[The History of The Decline and Fall of the Roman Empire by Edward Gibbon]@TWC D-Link bookThe History of The Decline and Fall of the Roman Empire CHAPTER XXXI: Invasion Of Italy, Occupation Of Territories By Barbarians 5/18
Adolphus was assassinated in the palace of Barcelona; the laws of the succession were violated by a tumultuous faction; and a stranger to the royal race, Singeric, the brother of Sarus himself, was seated on the Gothic throne.

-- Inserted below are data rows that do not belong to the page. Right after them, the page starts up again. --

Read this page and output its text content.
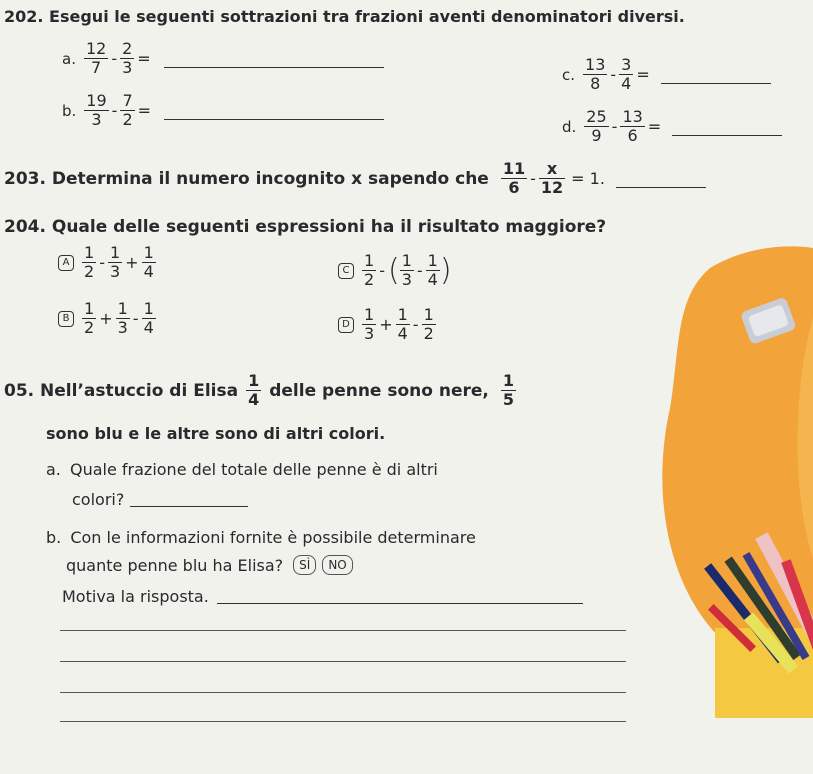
202. Esegui le seguenti sottrazioni tra frazioni aventi denominatori diversi.
a. $\frac{12}{7} - \frac{2}{3}$ =
b. $\frac{19}{3} - \frac{7}{2}$ =
c. $\frac{13}{8} - \frac{3}{4}$ =
d. $\frac{25}{9} - \frac{13}{6}$ =
203. Determina il numero incognito x sapendo che $\frac{11}{6} - \frac{x}{12} = 1$.
204. Quale delle seguenti espressioni ha il risultato maggiore?
A $\frac{1}{2} - \frac{1}{3} + \frac{1}{4}$
B $\frac{1}{2} + \frac{1}{3} - \frac{1}{4}$
C $\frac{1}{2}$ - ( $\frac{1}{3} - \frac{1}{4}$ )
D $\frac{1}{3} + \frac{1}{4} - \frac{1}{2}$
05. Nell’astuccio di Elisa $\frac{1}{4}$ delle penne sono nere, $\frac{1}{5}$
sono blu e le altre sono di altri colori.
a. Quale frazione del totale delle penne è di altri
colori?
b. Con le informazioni fornite è possibile determinare
quante penne blu ha Elisa?	SÌ	NO
Motiva la risposta.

The first act of his reign was the inhuman murder of the six children of Adolphus, the issue of a former marriage, whom he tore, without pity, from the feeble arms of a venerable bishop.
The unfortunate Placidia, instead of the respectful compassion, which she might have excited in the most savage breasts, was treated with cruel and wanton insult.
The daughter of the emperor Theodosius, confounded among a crowd of vulgar captives, was compelled to march on foot above twelve miles, before the horse of a Barbarian, the assassin of a husband whom Placidia loved and lamented. But Placidia soon obtained the pleasure of revenge, and the view of her ignominious sufferings might rouse an indignant people against the tyrant, who was assassinated on the seventh day of his usurpation.
After the death of Singeric, the free choice of the nation bestowed the Gothic sceptre on Wallia; whose warlike and ambitious temper appeared, in the beginning of his reign, extremely hostile to the republic.